Step 4: The Control Mapping Review

This is the step most people skip, and it's the most important one. AI is excellent at generating plausible-sounding control mappings that are subtly wrong.

I've seen ChatGPT map a password policy requirement to the wrong NIST control family — it looked right, the language was similar, but it was referencing an authentication control when the actual requirement was an identification control. The difference matters when an auditor reviews your documentation.

For each control reference in this policy, verify the mapping is correct. List each control ID, the requirement it maps to, and confirm the mapping is accurate. Flag any mappings where the policy language doesn't fully satisfy the control requirement.

Even with this prompt, you need to spot-check. AI will sometimes confirm its own incorrect mappings. Pull up the actual framework document and verify at least the critical controls manually.

Step 5: The Enforceability Test

A policy that can't be enforced is worse than no policy, because it creates a false sense of compliance. After your draft is solid, run it through an enforceability check:

Review this policy for enforceability. For each requirement, identify: 1) Can this be technically enforced or does it rely on user behavior? 2) How would compliance be measured? 3) Is the requirement specific enough to audit? Flag any requirements that are too vague to audit or too impractical to enforce consistently.
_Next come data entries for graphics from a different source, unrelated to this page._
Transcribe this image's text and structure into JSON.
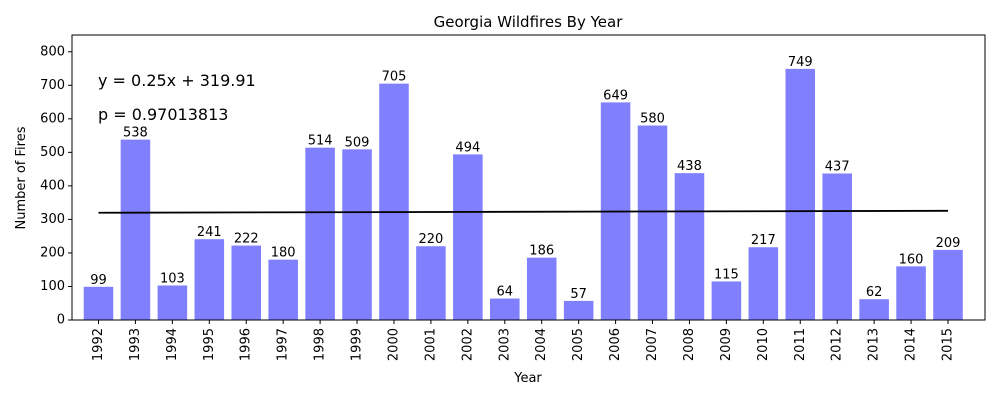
{
  "chart_data": {
    "type": "bar",
    "title": "Georgia Wildfires By Year",
    "xlabel": "Year",
    "ylabel": "Number of Fires",
    "categories": [
      "1992",
      "1993",
      "1994",
      "1995",
      "1996",
      "1997",
      "1998",
      "1999",
      "2000",
      "2001",
      "2002",
      "2003",
      "2004",
      "2005",
      "2006",
      "2007",
      "2008",
      "2009",
      "2010",
      "2011",
      "2012",
      "2013",
      "2014",
      "2015"
    ],
    "values": [
      99,
      538,
      103,
      241,
      222,
      180,
      514,
      509,
      705,
      220,
      494,
      64,
      186,
      57,
      649,
      580,
      438,
      115,
      217,
      749,
      437,
      62,
      160,
      209
    ],
    "ylim": [
      0,
      850
    ],
    "yticks": [
      0,
      100,
      200,
      300,
      400,
      500,
      600,
      700,
      800
    ],
    "bar_color": "#8080ff",
    "trendline": {
      "color": "#000000",
      "slope": 0.25,
      "intercept": 319.91
    },
    "annotations": [
      "y = 0.25x + 319.91",
      "p = 0.97013813"
    ],
    "grid": false
  }
}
This prompt consistently surfaces problems like "users shall exercise caution when opening email attachments" — technically a policy statement, practically unmeasurable. AI is surprisingly good at identifying these because enforceability is a somewhat mechanical analysis: is there a clear action, a clear measurement, and a clear consequence?

Common Pitfalls

The Plausible Hallucination

AI will generate policy language that sounds authoritative and references real frameworks but connects them incorrectly. It might cite "NIST SP 800-53 AC-7" when it means "AC-2." The control family is right, the specific control is wrong. These errors are hard to catch because they look right at a glance.

The Generic Trap

If you don't provide enough environmental context, AI defaults to generic enterprise language. "The organization shall implement appropriate access controls" means nothing. Push for specificity: which systems, which access controls, which review cycle.

The Compliance Theater Problem

AI is very good at producing policy language that satisfies a checklist without actually improving security. It will write beautiful paragraphs about risk assessment processes that nobody in your organization would ever follow. Your job in the review process is to ask: "Would we actually do this?"

Version Control Chaos

When you're iterating with AI, it's easy to lose track of which version is current. I keep a running document with a change log. Every significant AI revision gets noted with the date and what was changed. When the policy goes to review, the change log goes with it.

The Review Workflow

AI generates the draft. You validate and revise. But the review process should still involve humans who weren't part of the drafting. My workflow:

Draft: AI + me, following the steps above (2-4 hours per policy)
Technical review: A colleague in IT/Security reads for accuracy (1-2 days)
Stakeholder review: Affected business unit leaders read for practicality (1 week)
Legal/compliance review: If the policy has regulatory implications (1-2 weeks)
Final revision: I incorporate feedback, sometimes using AI to reconcile conflicting comments
Approval: Formal sign-off per your governance process

The AI part — the actual drafting — went from two weeks to two hours. The total process still takes 3-4 weeks because of the human review stages. And that's fine. The bottleneck was never the review cycle. It was getting a decent first draft that people could actually react to.

AI doesn't replace your policy team. It makes your policy team faster. That's a meaningful difference, and it's enough.